Séverine Awenengo Dalberto

La première carte d’identité d’Afrique occidentale française (1946-1960)

Identifier et s’identifier au Sénégal au temps de la citoyenneté impériale

Cet article explore le projet et la mise en œuvre au Sénégal de l’arrêté général du 17 octobre 1949 qui institua en Afrique occidentale française (AOF) le port d’une carte d’identité fédérale. Ce projet correspondait à la volonté de généralisation et d’uniformisation de l’identification légale personnelle consécutive à la réforme de l’Empire après-guerre. La fin du régime de l’indigénat et l’octroi de la citoyenneté impériale requéraient en effet que s’établisse un rapport nouveau entre l’État et des individus singuliers, en rupture avec l’approche catégorielle qui avait jusqu’alors été au fondement du gouvernement impérial. Si, à travers l’analyse de l’extension de l’état civil dans les années 1950, l’historiographie a pu récemment éclairer les limites de la nouvelle gouvernementalité coloniale et l’ambivalence de la citoyenneté impériale, l’histoire de cette première carte d’identité est restée un angle mort de la recherche sur les dispositifs d’identification mis en place après-guerre. En mobilisant de nouveaux matériaux archivistiques et empiriques et par un changement d’échelle d’observation, cet article invite à poursuivre la réflexion entamée et à en nuancer certaines conclusions. Il s’attache non seulement à explorer la fabrique bureaucratique, sociale et politique de la carte d’identité, à questionner les régimes de véridiction de l’identité légale, mais aussi à éclairer la manière dont des Africains et des Africaines envisagèrent ces documents, qui furent aussi des supports d’expériences du monde social et, parfois, intime.
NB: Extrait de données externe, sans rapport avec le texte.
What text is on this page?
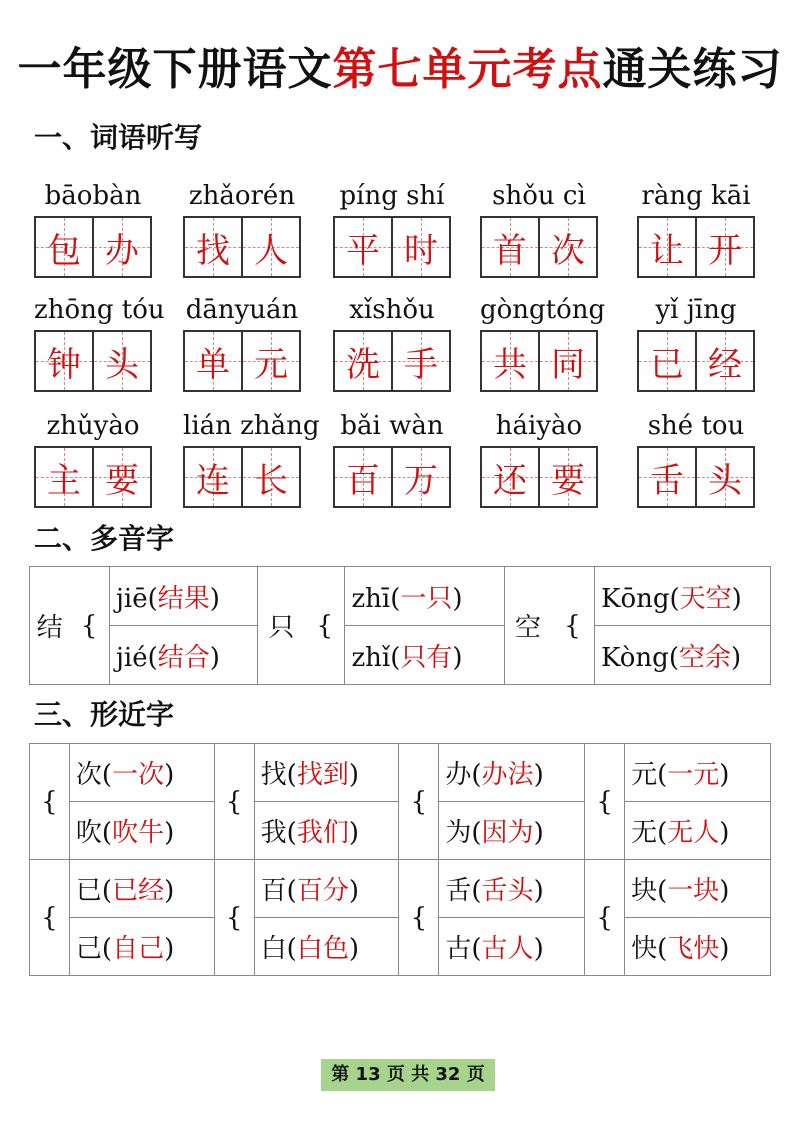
一年级下册语文第七单元考点通关练习
一、词语听写
bāobàn
包 办
zhǎorén
找 人
píng shí
平 时
shǒu cì
首 次
ràng kāi
让 开
zhōng tóu
钟 头
dānyuán
单 元
xǐshǒu
洗 手
gòngtóng
共 同
yǐ jīng
已 经
zhǔyào
主 要
lián zhǎng
连 长
bǎi wàn
百 万
háiyào
还 要
shé tou
舌 头
二、多音字
结	{	jiē(结果)	只	{	zhī(一只)	空	{	Kōng(天空)
		jié(结合)			zhǐ(只有)			Kòng(空余)
三、形近字
{	次(一次)	{	找(找到)	{	办(办法)	{	元(一元)
	吹(吹牛)		我(我们)		为(因为)		无(无人)
{	已(已经)	{	百(百分)	{	舌(舌头)	{	块(一块)
	己(自己)		白(白色)		古(古人)		快(飞快)
第 13 页 共 32 页
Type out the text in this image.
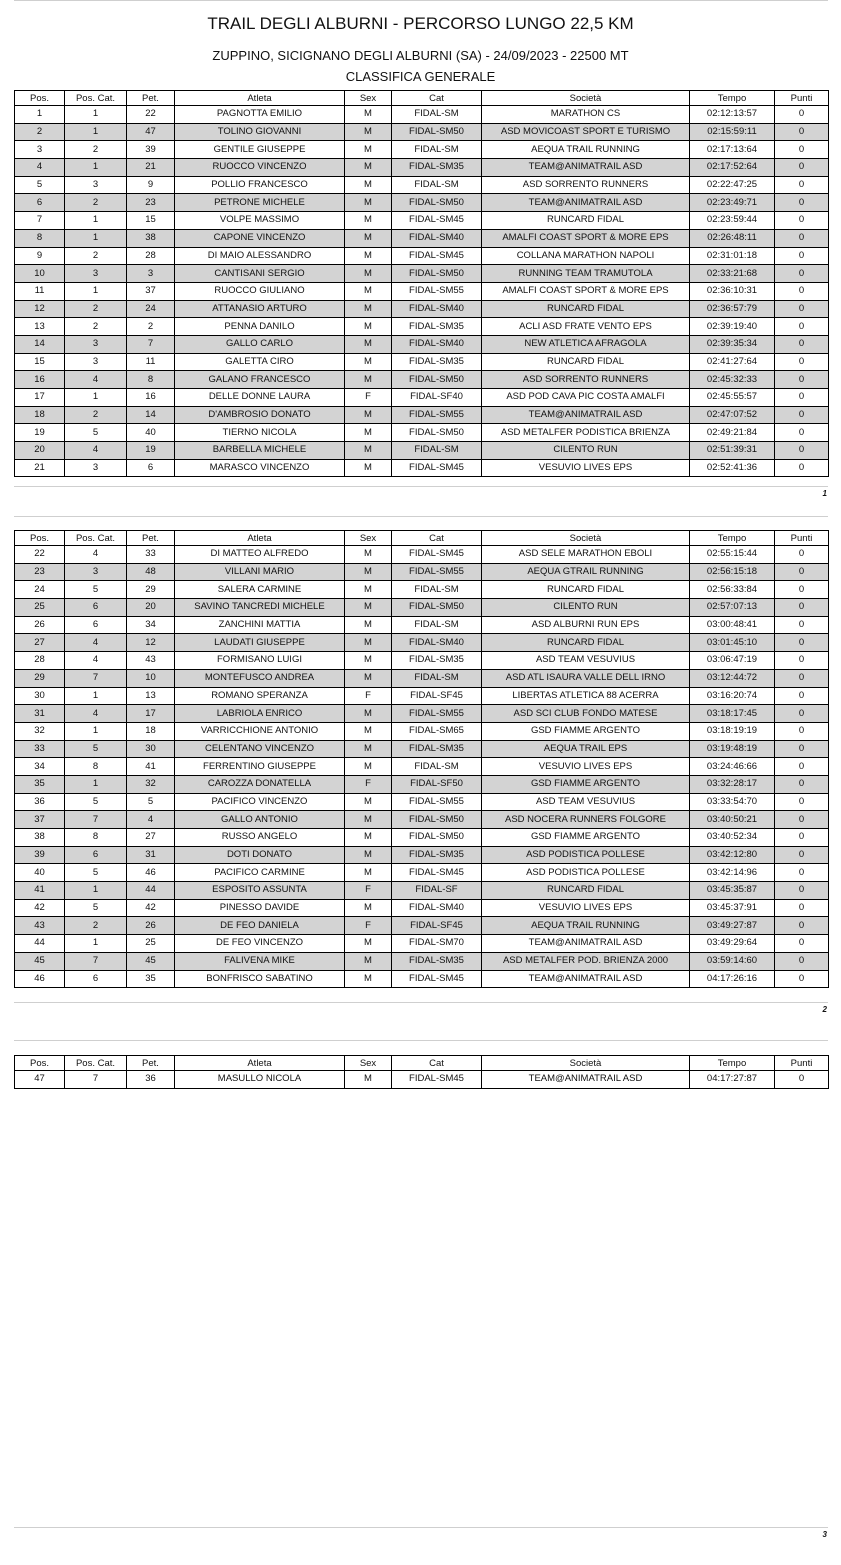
TRAIL DEGLI ALBURNI - PERCORSO LUNGO 22,5 KM
ZUPPINO, SICIGNANO DEGLI ALBURNI (SA) - 24/09/2023 - 22500 MT
CLASSIFICA GENERALE
Pos.	Pos. Cat.	Pet.	Atleta	Sex	Cat	Società	Tempo	Punti
1	1	22	PAGNOTTA EMILIO	M	FIDAL-SM	MARATHON CS	02:12:13:57	0
2	1	47	TOLINO GIOVANNI	M	FIDAL-SM50	ASD MOVICOAST SPORT E TURISMO	02:15:59:11	0
3	2	39	GENTILE GIUSEPPE	M	FIDAL-SM	AEQUA TRAIL RUNNING	02:17:13:64	0
4	1	21	RUOCCO VINCENZO	M	FIDAL-SM35	TEAM@ANIMATRAIL ASD	02:17:52:64	0
5	3	9	POLLIO FRANCESCO	M	FIDAL-SM	ASD SORRENTO RUNNERS	02:22:47:25	0
6	2	23	PETRONE MICHELE	M	FIDAL-SM50	TEAM@ANIMATRAIL ASD	02:23:49:71	0
7	1	15	VOLPE MASSIMO	M	FIDAL-SM45	RUNCARD FIDAL	02:23:59:44	0
8	1	38	CAPONE VINCENZO	M	FIDAL-SM40	AMALFI COAST SPORT & MORE EPS	02:26:48:11	0
9	2	28	DI MAIO ALESSANDRO	M	FIDAL-SM45	COLLANA MARATHON NAPOLI	02:31:01:18	0
10	3	3	CANTISANI SERGIO	M	FIDAL-SM50	RUNNING TEAM TRAMUTOLA	02:33:21:68	0
11	1	37	RUOCCO GIULIANO	M	FIDAL-SM55	AMALFI COAST SPORT & MORE EPS	02:36:10:31	0
12	2	24	ATTANASIO ARTURO	M	FIDAL-SM40	RUNCARD FIDAL	02:36:57:79	0
13	2	2	PENNA DANILO	M	FIDAL-SM35	ACLI ASD FRATE VENTO EPS	02:39:19:40	0
14	3	7	GALLO CARLO	M	FIDAL-SM40	NEW ATLETICA AFRAGOLA	02:39:35:34	0
15	3	11	GALETTA CIRO	M	FIDAL-SM35	RUNCARD FIDAL	02:41:27:64	0
16	4	8	GALANO FRANCESCO	M	FIDAL-SM50	ASD SORRENTO RUNNERS	02:45:32:33	0
17	1	16	DELLE DONNE LAURA	F	FIDAL-SF40	ASD POD CAVA PIC COSTA AMALFI	02:45:55:57	0
18	2	14	D'AMBROSIO DONATO	M	FIDAL-SM55	TEAM@ANIMATRAIL ASD	02:47:07:52	0
19	5	40	TIERNO NICOLA	M	FIDAL-SM50	ASD METALFER PODISTICA BRIENZA	02:49:21:84	0
20	4	19	BARBELLA MICHELE	M	FIDAL-SM	CILENTO RUN	02:51:39:31	0
21	3	6	MARASCO VINCENZO	M	FIDAL-SM45	VESUVIO LIVES EPS	02:52:41:36	0
1
Pos.	Pos. Cat.	Pet.	Atleta	Sex	Cat	Società	Tempo	Punti
22	4	33	DI MATTEO ALFREDO	M	FIDAL-SM45	ASD SELE MARATHON EBOLI	02:55:15:44	0
23	3	48	VILLANI MARIO	M	FIDAL-SM55	AEQUA GTRAIL RUNNING	02:56:15:18	0
24	5	29	SALERA CARMINE	M	FIDAL-SM	RUNCARD FIDAL	02:56:33:84	0
25	6	20	SAVINO TANCREDI MICHELE	M	FIDAL-SM50	CILENTO RUN	02:57:07:13	0
26	6	34	ZANCHINI MATTIA	M	FIDAL-SM	ASD ALBURNI RUN EPS	03:00:48:41	0
27	4	12	LAUDATI GIUSEPPE	M	FIDAL-SM40	RUNCARD FIDAL	03:01:45:10	0
28	4	43	FORMISANO LUIGI	M	FIDAL-SM35	ASD TEAM VESUVIUS	03:06:47:19	0
29	7	10	MONTEFUSCO ANDREA	M	FIDAL-SM	ASD ATL ISAURA VALLE DELL IRNO	03:12:44:72	0
30	1	13	ROMANO SPERANZA	F	FIDAL-SF45	LIBERTAS ATLETICA 88 ACERRA	03:16:20:74	0
31	4	17	LABRIOLA ENRICO	M	FIDAL-SM55	ASD SCI CLUB FONDO MATESE	03:18:17:45	0
32	1	18	VARRICCHIONE ANTONIO	M	FIDAL-SM65	GSD FIAMME ARGENTO	03:18:19:19	0
33	5	30	CELENTANO VINCENZO	M	FIDAL-SM35	AEQUA TRAIL EPS	03:19:48:19	0
34	8	41	FERRENTINO GIUSEPPE	M	FIDAL-SM	VESUVIO LIVES EPS	03:24:46:66	0
35	1	32	CAROZZA DONATELLA	F	FIDAL-SF50	GSD FIAMME ARGENTO	03:32:28:17	0
36	5	5	PACIFICO VINCENZO	M	FIDAL-SM55	ASD TEAM VESUVIUS	03:33:54:70	0
37	7	4	GALLO ANTONIO	M	FIDAL-SM50	ASD NOCERA RUNNERS FOLGORE	03:40:50:21	0
38	8	27	RUSSO ANGELO	M	FIDAL-SM50	GSD FIAMME ARGENTO	03:40:52:34	0
39	6	31	DOTI DONATO	M	FIDAL-SM35	ASD PODISTICA POLLESE	03:42:12:80	0
40	5	46	PACIFICO CARMINE	M	FIDAL-SM45	ASD PODISTICA POLLESE	03:42:14:96	0
41	1	44	ESPOSITO ASSUNTA	F	FIDAL-SF	RUNCARD FIDAL	03:45:35:87	0
42	5	42	PINESSO DAVIDE	M	FIDAL-SM40	VESUVIO LIVES EPS	03:45:37:91	0
43	2	26	DE FEO DANIELA	F	FIDAL-SF45	AEQUA TRAIL RUNNING	03:49:27:87	0
44	1	25	DE FEO VINCENZO	M	FIDAL-SM70	TEAM@ANIMATRAIL ASD	03:49:29:64	0
45	7	45	FALIVENA MIKE	M	FIDAL-SM35	ASD METALFER POD. BRIENZA 2000	03:59:14:60	0
46	6	35	BONFRISCO SABATINO	M	FIDAL-SM45	TEAM@ANIMATRAIL ASD	04:17:26:16	0
2
Pos.	Pos. Cat.	Pet.	Atleta	Sex	Cat	Società	Tempo	Punti
47	7	36	MASULLO NICOLA	M	FIDAL-SM45	TEAM@ANIMATRAIL ASD	04:17:27:87	0
3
The First French West African Identity Card (1946-1960): Identifying

and Being Identified in Senegal in the Time of Imperial Citizenship

This article explores the project that became the decree of October 17, 1949, obliging inhabitants of West French Africa to carry a federal identity card, and its implementation in Senegal. This project echoed the desire to generalize and standardize personal legal identification following the postwar reform of the French Empire. The end of the Code de l’indigénat and the granting of imperial citizenship implied a new relationship between the state and individual persons, breaking away from the categorical approach previously at the core of imperial government. Historiography has highlighted the limits of this new colonial governmentality and the ambivalence of imperial citizenship, in particular through the analysis of the extension of the état civil (civil registry) in the 1950s. However, the history of this first identity card has been overlooked in research on the identification measures established after the war. Drawing on previously unused archival sources and empirical materials, and shifting the scale of analysis, this article seeks to extend this reflection and nuance some of the earlier findings. It explores the bureaucratic, social, and political fabric of the identity card and examines the regimes underpinning legal identity, while also seeking to shed light on the ways in which Africans perceived these documents, which were simultaneously sites of social and even intimate experiences.